In the brain, studies suggest micro and nanoplastic accumulation could lead to worsened brain development or even trigger neurodegenerative diseases like Alzheimer’s over time.

“The accumulation of metabolic changes that we did see, that was just over a four week period” - so imagine the impacts of a human lifespan spent ingesting microplastics, Garcia said.

All that said, there are still “more questions than answers about the health impacts of ingesting microplastics,” Cahill noted. Far more research is needed to suss out its true toll on public health.

How many microplastics are we really eating?

The study was not without its flaws. Studies suggest the figure of five grams of microplastics consumed per week, often cited in the media and by other researchers, may have overexaggerated the levels of our actual exposure by several magnitudes.

The truth is we don’t really know how many microplastics we’re eating, drinking and breathing in, Cahill explained. It’s possible the effects seen by Garcia and his team are different at lower exposure levels.

But given our exponential production of plastics since the 1950s, from two million to over 450 million tonnes today, Garcia believes his results are still relevant in our increasingly polluted world.

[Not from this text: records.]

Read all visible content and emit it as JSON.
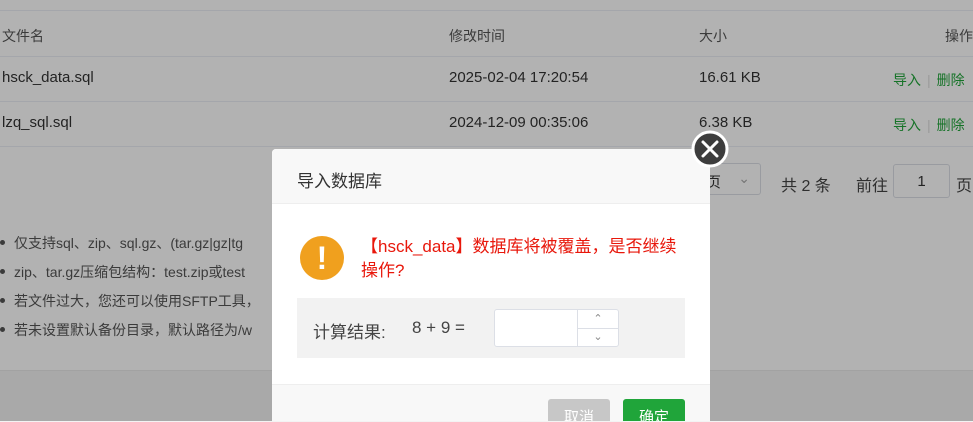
{
  "table": {
    "headers": {
      "name": "文件名",
      "time": "修改时间",
      "size": "大小",
      "ops": "操作"
    },
    "rows": [
      {
        "name": "hsck_data.sql",
        "time": "2025-02-04 17:20:54",
        "size": "16.61 KB",
        "import": "导入",
        "delete": "删除"
      },
      {
        "name": "lzq_sql.sql",
        "time": "2024-12-09 00:35:06",
        "size": "6.38 KB",
        "import": "导入",
        "delete": "删除"
      }
    ]
  },
  "pagination": {
    "per_page_text": "页",
    "total_text": "共 2 条",
    "goto_label": "前往",
    "goto_value": "1",
    "page_suffix": "页"
  },
  "tips": [
    "仅支持sql、zip、sql.gz、(tar.gz|gz|tg",
    "zip、tar.gz压缩包结构：test.zip或test",
    "若文件过大，您还可以使用SFTP工具，",
    "若未设置默认备份目录，默认路径为/w"
  ],
  "dialog": {
    "title": "导入数据库",
    "warning": "【hsck_data】数据库将被覆盖，是否继续操作?",
    "calc_label": "计算结果:",
    "calc_expression": "8 + 9  =",
    "calc_value": "",
    "cancel_label": "取消",
    "confirm_label": "确定"
  },
  "colors": {
    "accent": "#20a53a",
    "warning_text": "#e8170b",
    "warning_icon": "#f0a01e"
  }
}
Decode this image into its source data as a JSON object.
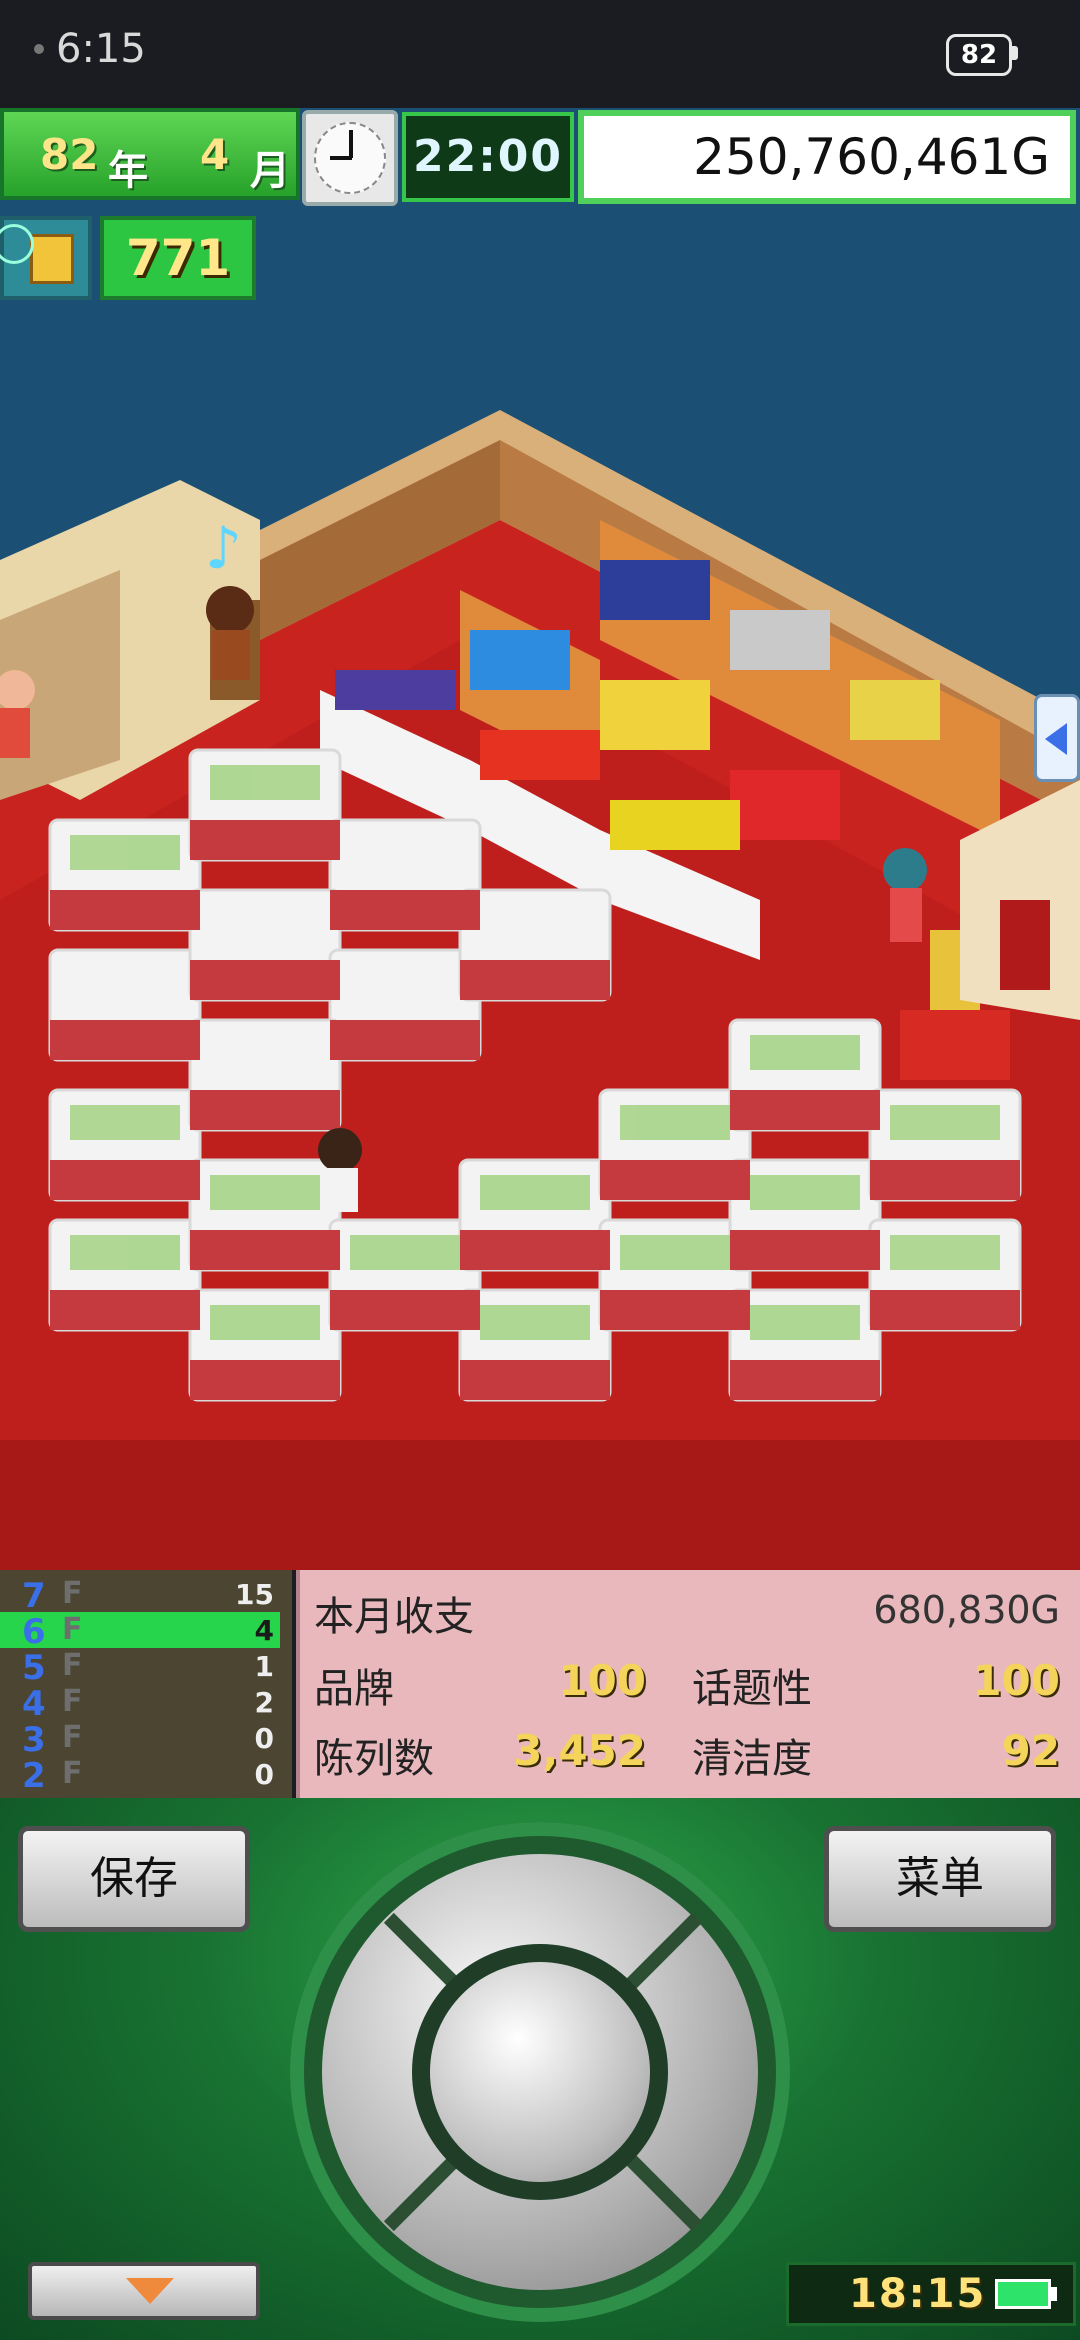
{
  "status_bar": {
    "time": "6:15",
    "battery": "82"
  },
  "hud": {
    "year": "82",
    "year_label": "年",
    "month": "4",
    "month_label": "月",
    "time": "22:00",
    "money": "250,760,461G",
    "points": "771"
  },
  "floors": [
    {
      "label": "7",
      "suffix": "F",
      "count": "15",
      "active": false
    },
    {
      "label": "6",
      "suffix": "F",
      "count": "4",
      "active": true
    },
    {
      "label": "5",
      "suffix": "F",
      "count": "1",
      "active": false
    },
    {
      "label": "4",
      "suffix": "F",
      "count": "2",
      "active": false
    },
    {
      "label": "3",
      "suffix": "F",
      "count": "0",
      "active": false
    },
    {
      "label": "2",
      "suffix": "F",
      "count": "0",
      "active": false
    }
  ],
  "stats": {
    "monthly_label": "本月收支",
    "monthly_value": "680,830G",
    "brand_label": "品牌",
    "brand_value": "100",
    "topic_label": "话题性",
    "topic_value": "100",
    "display_label": "陈列数",
    "display_value": "3,452",
    "clean_label": "清洁度",
    "clean_value": "92"
  },
  "controls": {
    "save_label": "保存",
    "menu_label": "菜单",
    "clock": "18:15"
  },
  "icons": {
    "clock": "analog-clock-icon",
    "badge": "document-icon",
    "dpad": "directional-pad-icon",
    "down": "down-arrow-icon",
    "battery": "battery-icon",
    "scroll": "left-arrow-icon"
  },
  "colors": {
    "hud_green": "#2cc643",
    "floor_active": "#27d54d",
    "stat_panel": "#e8b8bc",
    "floor_blue": "#3a6fe8"
  }
}
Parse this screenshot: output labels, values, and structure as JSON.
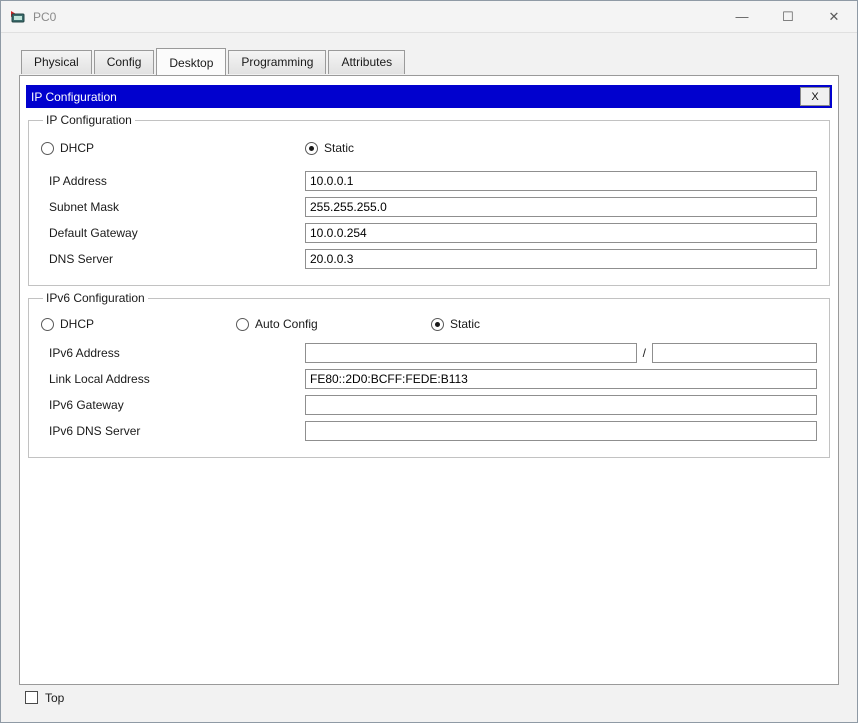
{
  "window": {
    "title": "PC0",
    "controls": {
      "minimize": "—",
      "maximize": "☐",
      "close": "✕"
    }
  },
  "tabs": [
    {
      "label": "Physical",
      "active": false
    },
    {
      "label": "Config",
      "active": false
    },
    {
      "label": "Desktop",
      "active": true
    },
    {
      "label": "Programming",
      "active": false
    },
    {
      "label": "Attributes",
      "active": false
    }
  ],
  "dialog": {
    "title": "IP Configuration",
    "close_label": "X",
    "accent_color": "#0101ce"
  },
  "ipv4": {
    "group_title": "IP Configuration",
    "radios": [
      {
        "label": "DHCP",
        "checked": false
      },
      {
        "label": "Static",
        "checked": true
      }
    ],
    "fields": [
      {
        "label": "IP Address",
        "value": "10.0.0.1"
      },
      {
        "label": "Subnet Mask",
        "value": "255.255.255.0"
      },
      {
        "label": "Default Gateway",
        "value": "10.0.0.254"
      },
      {
        "label": "DNS Server",
        "value": "20.0.0.3"
      }
    ]
  },
  "ipv6": {
    "group_title": "IPv6 Configuration",
    "radios": [
      {
        "label": "DHCP",
        "checked": false
      },
      {
        "label": "Auto Config",
        "checked": false
      },
      {
        "label": "Static",
        "checked": true
      }
    ],
    "prefix_separator": "/",
    "fields": [
      {
        "label": "IPv6 Address",
        "value": "",
        "prefix": ""
      },
      {
        "label": "Link Local Address",
        "value": "FE80::2D0:BCFF:FEDE:B113"
      },
      {
        "label": "IPv6 Gateway",
        "value": ""
      },
      {
        "label": "IPv6 DNS Server",
        "value": ""
      }
    ]
  },
  "footer": {
    "top_label": "Top",
    "top_checked": false
  }
}
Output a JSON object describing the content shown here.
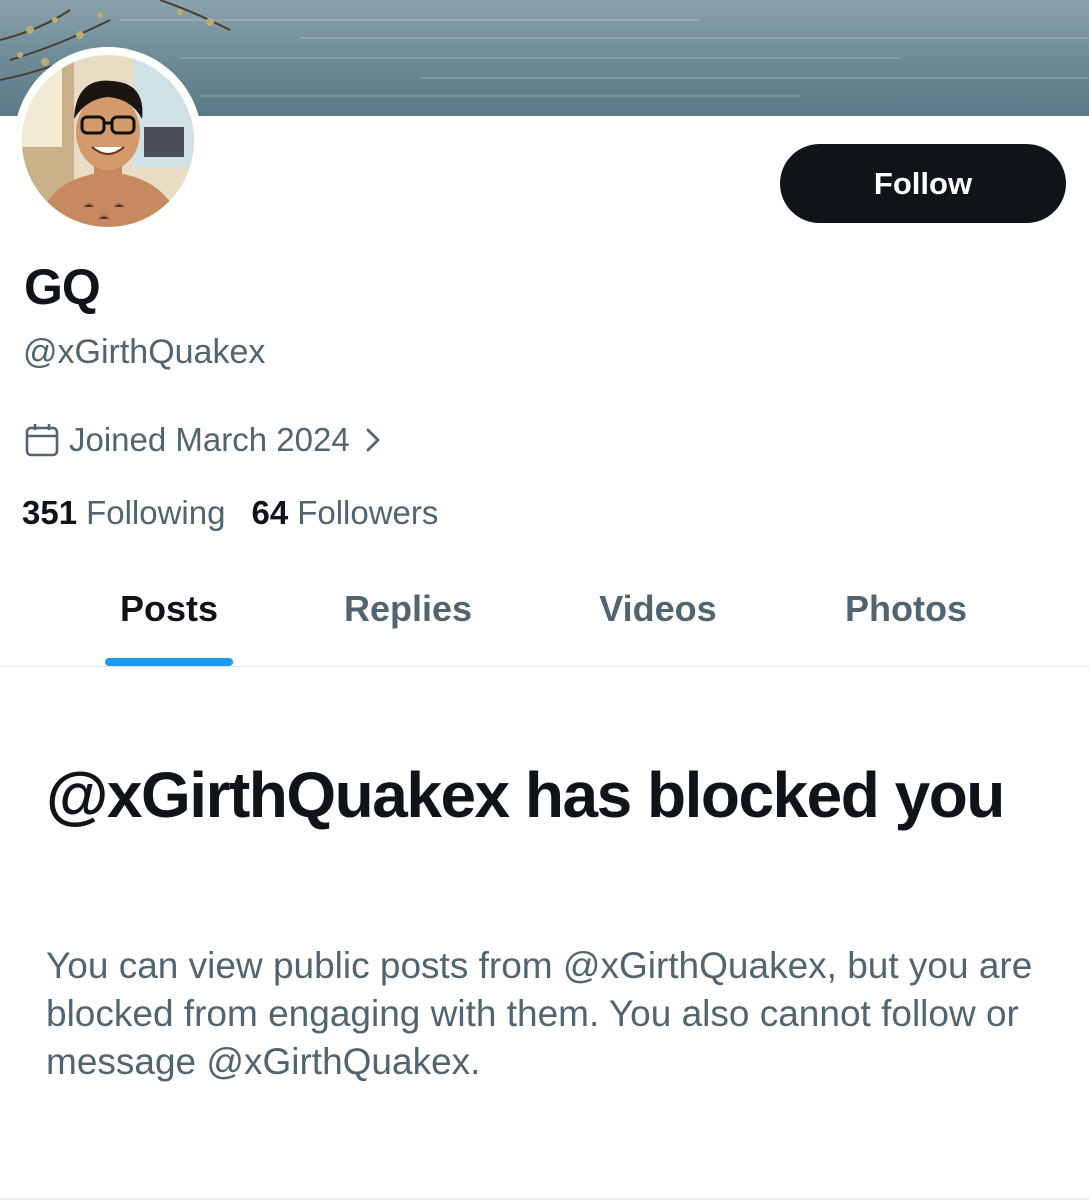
{
  "profile": {
    "display_name": "GQ",
    "handle": "@xGirthQuakex",
    "joined": "Joined March 2024",
    "following_count": "351",
    "following_label": "Following",
    "followers_count": "64",
    "followers_label": "Followers"
  },
  "actions": {
    "follow_label": "Follow"
  },
  "tabs": [
    {
      "label": "Posts",
      "active": true
    },
    {
      "label": "Replies",
      "active": false
    },
    {
      "label": "Videos",
      "active": false
    },
    {
      "label": "Photos",
      "active": false
    }
  ],
  "blocked": {
    "title": "@xGirthQuakex has blocked you",
    "body": "You can view public posts from @xGirthQuakex, but you are blocked from engaging with them. You also cannot follow or message @xGirthQuakex."
  },
  "icons": {
    "calendar": "calendar-icon",
    "chevron": "chevron-right-icon"
  },
  "colors": {
    "primary_text": "#0f1419",
    "secondary_text": "#536471",
    "accent": "#1d9bf0",
    "button_bg": "#0f1419"
  }
}
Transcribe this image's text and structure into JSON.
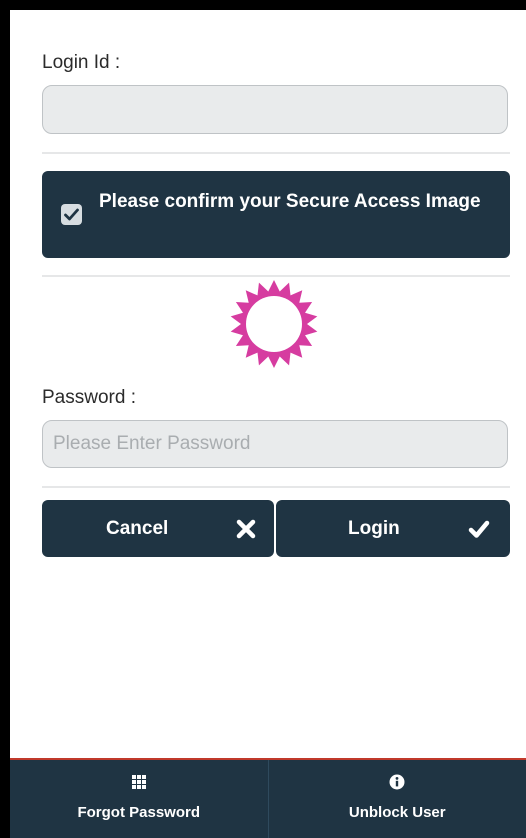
{
  "login_id": {
    "label": "Login Id :",
    "value": "",
    "placeholder": ""
  },
  "secure_access": {
    "text": "Please confirm your Secure Access Image",
    "checked": true,
    "image_icon": "sun-gear-icon",
    "image_color": "#d63ca0"
  },
  "password": {
    "label": "Password :",
    "placeholder": "Please Enter Password"
  },
  "buttons": {
    "cancel": {
      "label": "Cancel",
      "icon": "close-icon"
    },
    "login": {
      "label": "Login",
      "icon": "check-icon"
    }
  },
  "bottom_nav": {
    "forgot_password": {
      "label": "Forgot Password",
      "icon": "grid-icon"
    },
    "unblock_user": {
      "label": "Unblock User",
      "icon": "info-icon"
    }
  },
  "colors": {
    "primary": "#1f3443",
    "accent": "#d63ca0",
    "bottom_border": "#c0392b"
  }
}
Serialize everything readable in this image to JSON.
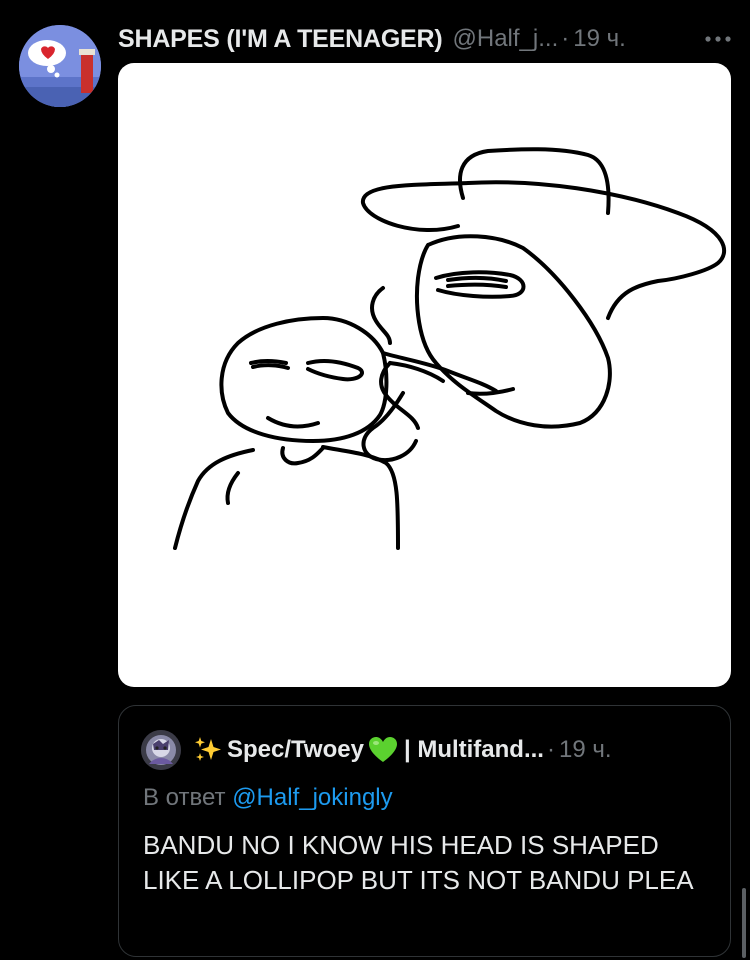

“After we use those products and they end up in the landfill, they continue to break down into these microplastics,” he said. These can then leach into our groundwater and air, into the irrigation for our crops and, eventually, our vegetables and livestock as well.

“Almost every food product that we’re thinking about we’re getting some microplastic exposure from,” he continued. “These are still the early stages - it will take infrastructure and also policies (to mitigate our exposure).”